Positive operator majorization and \(p\)-hyponormality (Q1423745)

The paper under review concerns \(p\)-hyponormal operators. Let \(\mathcal{H}\) be a separable complex Hilbert space and \(\mathcal{L(H)}\) be the algebra of bounded linear operators acting on \(\mathcal{H}\). An operator \(T\in\mathcal{L(H)}\) is called a \(p\)-hyponormal opeorator if \((T^*T)^p\geq (TT^*)^p\) for some \(p\in (0,\infty)\).
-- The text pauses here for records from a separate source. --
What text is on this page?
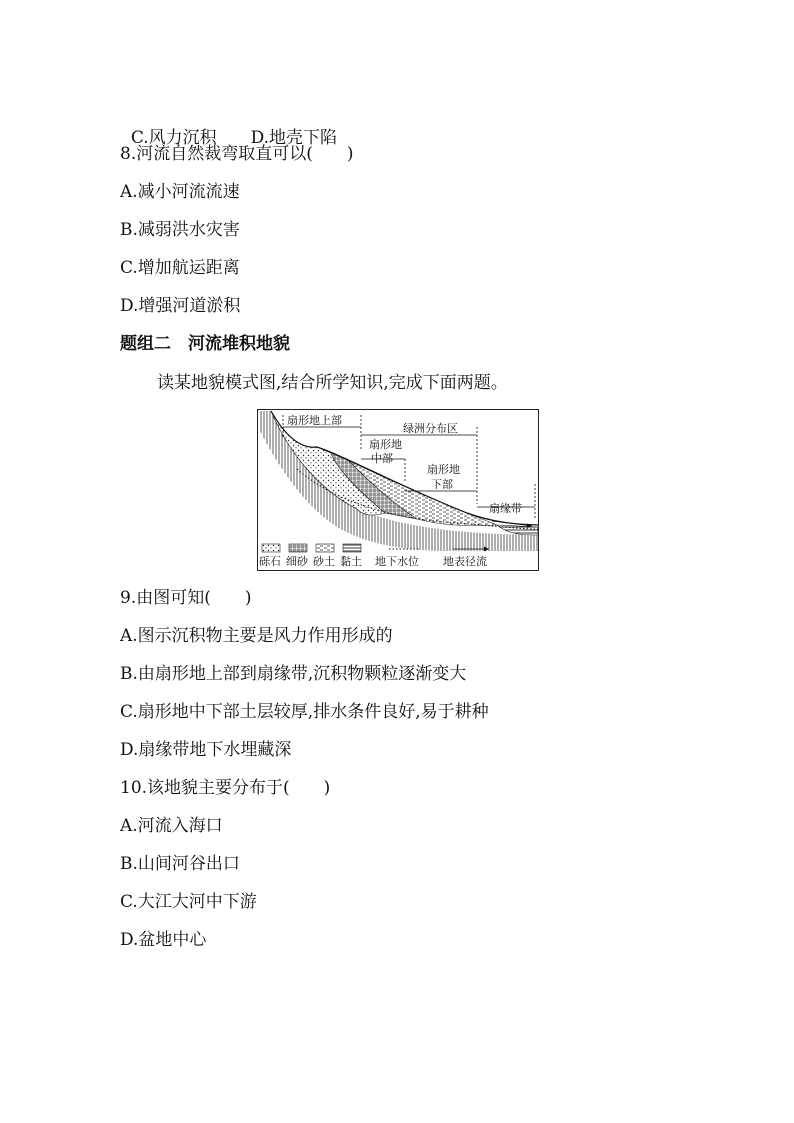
C.风力沉积 D.地壳下陷

8.河流自然裁弯取直可以(　　)
A.减小河流流速
B.减弱洪水灾害
C.增加航运距离
D.增强河道淤积
题组二　河流堆积地貌
读某地貌模式图,结合所学知识,完成下面两题。
扇形地上部
绿洲分布区
扇形地
中部
扇形地
下部
扇缘带
砾石 细砂 砂土 黏土 地下水位 地表径流
9.由图可知(　　)
A.图示沉积物主要是风力作用形成的
B.由扇形地上部到扇缘带,沉积物颗粒逐渐变大
C.扇形地中下部土层较厚,排水条件良好,易于耕种
D.扇缘带地下水埋藏深
10.该地貌主要分布于(　　)
A.河流入海口
B.山间河谷出口
C.大江大河中下游
D.盆地中心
It is well-known that if \(0<p\leq q\), then \(q\)-hyponormality implies \(p\)-hyponormality. The authors of this paper give a method for generating examples of \(p\)-hyponormal operators which are not \(q\)-hyponormal for any \(q>p\). The main result of this paper is as follows. There exist two operators \(A\) and \(B\) in \(\mathcal{L(H)}\) such that \(A\geq B\) and \(A^p\ngeq B^p\) for any \(p\in (0,\infty)\), but \(B=WAW^*\) for some unitary operator \(W\). As a corollary, they show that there exists a positive operator \(A\in\mathcal{L(H)}\) such that \(A\geq UAU^*\), but \(A^p\ngeq UA^pU^*\) for any \(p\in (0,\infty)\). They also apply this method to get implications for the class of Furuta type inequalities.